Metadata-Version: 2.4
Name: slanplot
Version: 0.1.0
Summary: A Python visualization library replicating slandarer's MATLAB plots
Author: the-d
Classifier: License :: OSI Approved :: MIT License
Classifier: Operating System :: OS Independent
Classifier: Programming Language :: Python :: 3
Requires-Python: >=3.9
Requires-Dist: matplotlib>=3.3
Requires-Dist: numpy>=1.20
Requires-Dist: pandas>=1.3
Requires-Dist: scipy>=1.6
Requires-Dist: seaborn>=0.11
Requires-Dist: upsetplot>=0.9.0
Provides-Extra: dev
Requires-Dist: flake8; extra == 'dev'
Requires-Dist: pytest; extra == 'dev'
Description-Content-Type: text/markdown

# slanplot

![Version](https://img.shields.io/badge/version-0.1.0-blue.svg)
![Python](https://img.shields.io/badge/python-3.9+-green.svg)
![License](https://img.shields.io/badge/license-MIT-green.svg)
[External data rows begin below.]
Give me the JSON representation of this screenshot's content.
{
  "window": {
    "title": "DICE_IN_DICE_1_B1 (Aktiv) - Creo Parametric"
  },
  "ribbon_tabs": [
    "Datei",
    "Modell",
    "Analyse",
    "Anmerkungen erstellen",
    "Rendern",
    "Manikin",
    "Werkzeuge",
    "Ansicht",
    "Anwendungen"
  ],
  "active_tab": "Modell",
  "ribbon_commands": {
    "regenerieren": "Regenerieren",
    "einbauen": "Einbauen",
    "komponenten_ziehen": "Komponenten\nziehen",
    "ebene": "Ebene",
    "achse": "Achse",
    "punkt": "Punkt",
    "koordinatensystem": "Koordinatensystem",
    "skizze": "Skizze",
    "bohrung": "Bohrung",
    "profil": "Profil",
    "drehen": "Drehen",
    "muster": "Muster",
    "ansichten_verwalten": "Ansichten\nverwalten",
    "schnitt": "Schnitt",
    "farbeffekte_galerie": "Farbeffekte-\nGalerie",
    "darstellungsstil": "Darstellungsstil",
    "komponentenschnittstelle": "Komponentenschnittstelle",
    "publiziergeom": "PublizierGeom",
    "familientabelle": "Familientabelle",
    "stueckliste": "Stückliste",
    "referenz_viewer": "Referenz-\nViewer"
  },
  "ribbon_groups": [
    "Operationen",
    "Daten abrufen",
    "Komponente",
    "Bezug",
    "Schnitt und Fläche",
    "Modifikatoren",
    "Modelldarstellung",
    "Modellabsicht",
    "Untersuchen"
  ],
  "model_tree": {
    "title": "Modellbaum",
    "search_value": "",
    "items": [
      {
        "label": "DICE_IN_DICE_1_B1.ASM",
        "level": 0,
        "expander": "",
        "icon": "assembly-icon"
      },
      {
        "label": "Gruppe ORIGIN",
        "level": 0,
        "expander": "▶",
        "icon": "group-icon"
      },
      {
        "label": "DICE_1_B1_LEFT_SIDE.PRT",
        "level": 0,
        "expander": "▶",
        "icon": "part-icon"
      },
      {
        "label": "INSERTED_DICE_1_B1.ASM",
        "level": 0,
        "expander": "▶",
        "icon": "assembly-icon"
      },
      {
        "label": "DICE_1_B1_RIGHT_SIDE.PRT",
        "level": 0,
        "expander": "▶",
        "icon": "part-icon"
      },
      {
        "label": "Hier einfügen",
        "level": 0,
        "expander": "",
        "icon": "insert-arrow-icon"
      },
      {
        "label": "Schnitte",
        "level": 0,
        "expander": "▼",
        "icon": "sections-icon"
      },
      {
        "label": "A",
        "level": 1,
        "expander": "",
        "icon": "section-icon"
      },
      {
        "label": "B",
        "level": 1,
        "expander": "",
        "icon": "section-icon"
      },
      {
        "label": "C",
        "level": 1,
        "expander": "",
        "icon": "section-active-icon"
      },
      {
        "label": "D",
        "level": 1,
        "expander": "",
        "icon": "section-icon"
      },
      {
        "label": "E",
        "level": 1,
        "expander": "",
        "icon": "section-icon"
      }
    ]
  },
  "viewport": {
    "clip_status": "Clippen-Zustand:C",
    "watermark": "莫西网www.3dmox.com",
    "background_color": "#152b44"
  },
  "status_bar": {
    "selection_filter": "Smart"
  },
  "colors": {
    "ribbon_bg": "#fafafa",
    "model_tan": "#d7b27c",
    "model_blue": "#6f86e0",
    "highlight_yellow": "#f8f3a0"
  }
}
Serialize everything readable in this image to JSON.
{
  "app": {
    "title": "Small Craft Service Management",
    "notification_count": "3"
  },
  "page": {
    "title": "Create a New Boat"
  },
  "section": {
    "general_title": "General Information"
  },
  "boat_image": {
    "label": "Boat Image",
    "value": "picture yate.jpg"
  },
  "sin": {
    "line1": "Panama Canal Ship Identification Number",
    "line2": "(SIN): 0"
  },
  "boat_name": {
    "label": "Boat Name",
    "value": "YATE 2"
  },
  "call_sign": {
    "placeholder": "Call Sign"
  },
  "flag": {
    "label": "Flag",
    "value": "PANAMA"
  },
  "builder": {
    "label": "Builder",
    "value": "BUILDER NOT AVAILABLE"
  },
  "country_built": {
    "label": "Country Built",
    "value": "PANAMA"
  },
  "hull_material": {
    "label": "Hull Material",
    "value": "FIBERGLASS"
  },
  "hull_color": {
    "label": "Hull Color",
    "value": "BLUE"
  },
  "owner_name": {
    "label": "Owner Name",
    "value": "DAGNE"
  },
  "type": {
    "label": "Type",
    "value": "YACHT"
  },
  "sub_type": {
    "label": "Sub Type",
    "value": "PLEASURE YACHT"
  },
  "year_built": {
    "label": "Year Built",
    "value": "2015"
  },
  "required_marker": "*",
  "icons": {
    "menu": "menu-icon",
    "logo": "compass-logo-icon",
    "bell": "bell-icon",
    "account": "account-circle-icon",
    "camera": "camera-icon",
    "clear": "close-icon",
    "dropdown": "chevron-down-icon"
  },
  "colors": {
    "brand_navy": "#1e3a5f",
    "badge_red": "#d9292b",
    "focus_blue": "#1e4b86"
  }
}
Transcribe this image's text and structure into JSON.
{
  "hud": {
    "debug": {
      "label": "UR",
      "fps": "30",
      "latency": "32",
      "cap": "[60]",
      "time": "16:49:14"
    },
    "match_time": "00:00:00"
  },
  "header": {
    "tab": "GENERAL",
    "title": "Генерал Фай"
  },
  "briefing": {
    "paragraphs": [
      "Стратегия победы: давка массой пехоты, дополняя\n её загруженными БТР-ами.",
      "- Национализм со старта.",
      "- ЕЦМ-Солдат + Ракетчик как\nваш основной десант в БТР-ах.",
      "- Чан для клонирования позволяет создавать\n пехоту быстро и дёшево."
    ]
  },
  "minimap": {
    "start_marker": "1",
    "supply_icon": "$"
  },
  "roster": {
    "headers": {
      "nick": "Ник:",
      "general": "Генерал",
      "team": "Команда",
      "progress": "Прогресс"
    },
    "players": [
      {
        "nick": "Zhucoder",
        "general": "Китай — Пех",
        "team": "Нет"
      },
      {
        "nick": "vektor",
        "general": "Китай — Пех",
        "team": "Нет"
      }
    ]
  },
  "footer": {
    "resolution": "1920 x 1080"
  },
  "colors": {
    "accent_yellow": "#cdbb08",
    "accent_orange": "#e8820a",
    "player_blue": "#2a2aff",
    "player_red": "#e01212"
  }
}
`slanplot` is a high-level, elegant Python visualization library that reproduces the incredibly aesthetic MATLAB scientific visualization suite authored by *slandarer*. By bridging the gap between MATLAB and Python, `slanplot` makes stunning and publication-ready statistical and relational diagrams accessible to the Python data science ecosystem.

## ✨ Features

- **Rich Aesthetics**: Ships with 53 highly-curated scientific colormaps directly adapted from MATLAB's premium `slanColor` palette. Automatically registers them into Matplotlib's global colormaps registry.
- **Relational Diagrams**:
  - `ChordDiagram` (和弦图)
  - `SSankey` (带智能排板的多级桑基图)
  - `STree`, `PiTree`, `CircularTree` (层级树、环形树)
- **Distribution Diagrams**:
  - `JoyPlot` (峰峦图 / Ridgeline Plot)
  - `MarginalPlot` (带地毯式误差带和误差棒的联合边缘分布)
  - `HatchedBar`, `HatchedPie` (支持密集交叉纹理的经典带阴影条形图与饼图)
  - `VennDiagram` (平滑贝塞尔三相维恩图)
  - `CalendarHeatmap` (GitHub 风格日历热力图)
  - `SHeatmap` (支持六边形、扇形、自定义填充的特种相关性热力矩阵)
- **Scientific Ready**: Includes built-in support for rendering `***` significance stars, overlaying nested distribution patches, and `fill_between` dynamic standard deviation bounds.

## 📦 Installation

Install `slanplot` easily via pip:

```bash
pip install slanplot
```

## 🚀 Quick Start

```python
import numpy as np
import matplotlib.pyplot as plt
from slanplot import SHeatmap

# 1. Generate correlation data
data = np.random.randn(10, 10)
pvals = np.random.rand(10, 10)

# 2. Draw a gorgeous special heatmap
fig, ax = plt.subplots(figsize=(8, 8))
hm = SHeatmap(data, format_type='pie', ax=ax, pval=pvals, cmap='slan_batlow')
hm.draw()

plt.show()
```

## 📖 Documentation & Examples

Please check the interactive Jupyter Notebooks in the `examples/notebooks/` directory for an exhaustive visual walkthrough of every chart type:
1. `01_Relational_Plots.ipynb`: Focuses on network and relation distributions (Sankey, Chord).
2. `02_Distribution_Plots.ipynb`: Focuses on complex statistical comparisons (Joyplot, Marginal, Venn).
3. `03_Scientific_Visualization.ipynb`: Step-by-step reproduction of top-tier biological scientific plots.

## 🤝 Contributing
Contributions are welcome! Please feel free to submit a Pull Request.

## 📜 License
This project is licensed under the MIT License.